2) pre-script of Tibetan language word can not exist or get " one of ", therefore t ₁have 6 kinds of different values, indicate without pre-script with 0, with 1-5 represent successively 5 pre-scripts " "; In like manner, t ₂have 4 kinds of different values, indicate without upper word adding with 0, with 1-3 represent successively 3 upper word addings " "; t ₃have 30 kinds of different values, represent 30 base words (basic consonant) successively with 1-30, base word must exist; t ₄have 5 kinds of different values, indicate without down word adding with 0, with 1-4 represent successively 4 down word addings " "; t ₅have 5 kinds of different values, indicate without vowel with 0, with 1-4 represent successively 4 vowels " "; t ₆have 11 kinds of different values, indicate without back word adding with 0, with 1-10 represent successively 10 back word addings " "; t ₇having 3 kinds of different values, indicating without adding word again with 0, with 1-2 represent respectively 2 heavy back word addings " "; Therefore, Tibetan language word can use vector model T={ <t ₁, t ₂, t ₃, t ₄, t ₅, t ₆, t ₇>|0≤t ₁≤ 5,0≤t ₂≤ 3,0 < t ₃≤ 30,0≤t ₄≤ 4,0≤t ₅≤ 4,0≤t ₆≤ 10,0≤t ₇≤ 2 } element representation in;

3) sometimes there is the situation of two down word addings in Tibetan language word, now only the vector model T of Tibetan language word need be extended to T*={ <t ₁, t ₂, t ₃, t ₄, t ₅, t ₆, t ₇, t ₈>|0≤t ₁≤ 5,0≤t ₂≤ 3,0 < t ₃≤ 30,0≤t ₄≤ 4,0≤t ₅≤ 4,0≤t ₆≤ 10,0≤t ₇≤ 2,0≤t ₈≤ 4 }, wherein t ₈represent heavy down word adding.

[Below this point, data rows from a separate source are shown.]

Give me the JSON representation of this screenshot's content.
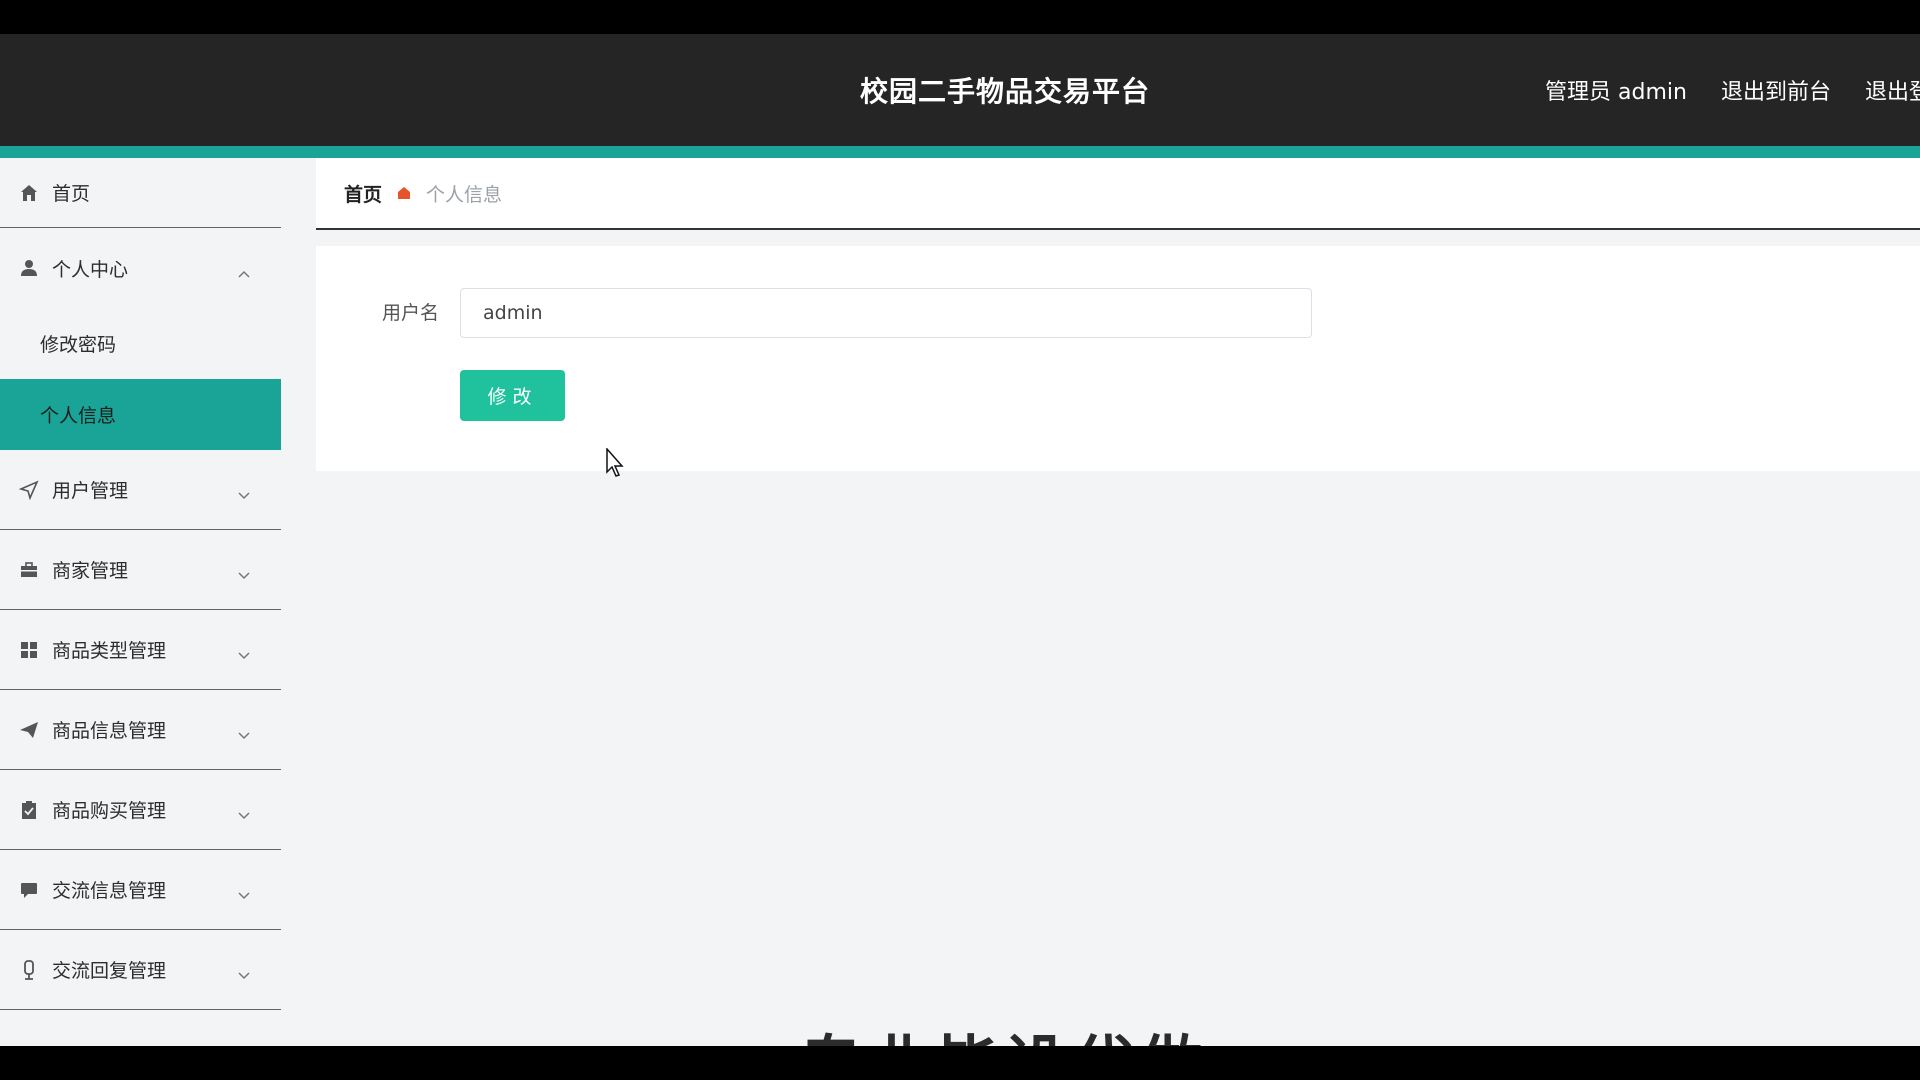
{
  "header": {
    "app_title": "校园二手物品交易平台",
    "admin_label": "管理员 admin",
    "exit_front_label": "退出到前台",
    "logout_label": "退出登"
  },
  "sidebar": {
    "items": [
      {
        "label": "首页",
        "icon": "home-icon"
      },
      {
        "label": "个人中心",
        "icon": "user-icon",
        "expanded": true,
        "children": [
          {
            "label": "修改密码"
          },
          {
            "label": "个人信息",
            "active": true
          }
        ]
      },
      {
        "label": "用户管理",
        "icon": "send-icon"
      },
      {
        "label": "商家管理",
        "icon": "briefcase-icon"
      },
      {
        "label": "商品类型管理",
        "icon": "grid-icon"
      },
      {
        "label": "商品信息管理",
        "icon": "paper-plane-icon"
      },
      {
        "label": "商品购买管理",
        "icon": "clipboard-icon"
      },
      {
        "label": "交流信息管理",
        "icon": "message-icon"
      },
      {
        "label": "交流回复管理",
        "icon": "microphone-icon"
      }
    ]
  },
  "breadcrumb": {
    "home": "首页",
    "current": "个人信息"
  },
  "form": {
    "username_label": "用户名",
    "username_value": "admin",
    "submit_label": "修改"
  },
  "overlay": {
    "watermark_text": "专业毕设代做"
  },
  "colors": {
    "topbar": "#252525",
    "accent": "#1aa397",
    "button": "#1fc29d",
    "breadcrumb_sep": "#e8542a"
  }
}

2. the vector model method for expressing of Tibetan language character string, is characterized in that:

Tibetan language character string is made up of Tibetan language word, Tibetan language numeric character and Tibetan language punctuation mark, Tibetan language numeric character represent the time, sequentially, the age, long children, and for metering, its quantity is few, punctuation mark is only used to word in separating character string or phrase or sentence, therefore, Tibetan language word is the main composition of Tibetan language character string; The corresponding one-dimensional vector containing 7 components of each Tibetan language word in the vector model method for expressing of Tibetan language word, using the one-dimensional vector of each Tibetan language word in character string as arranging to obtain the vector model Γ=(t of Tibetan language character string _ij).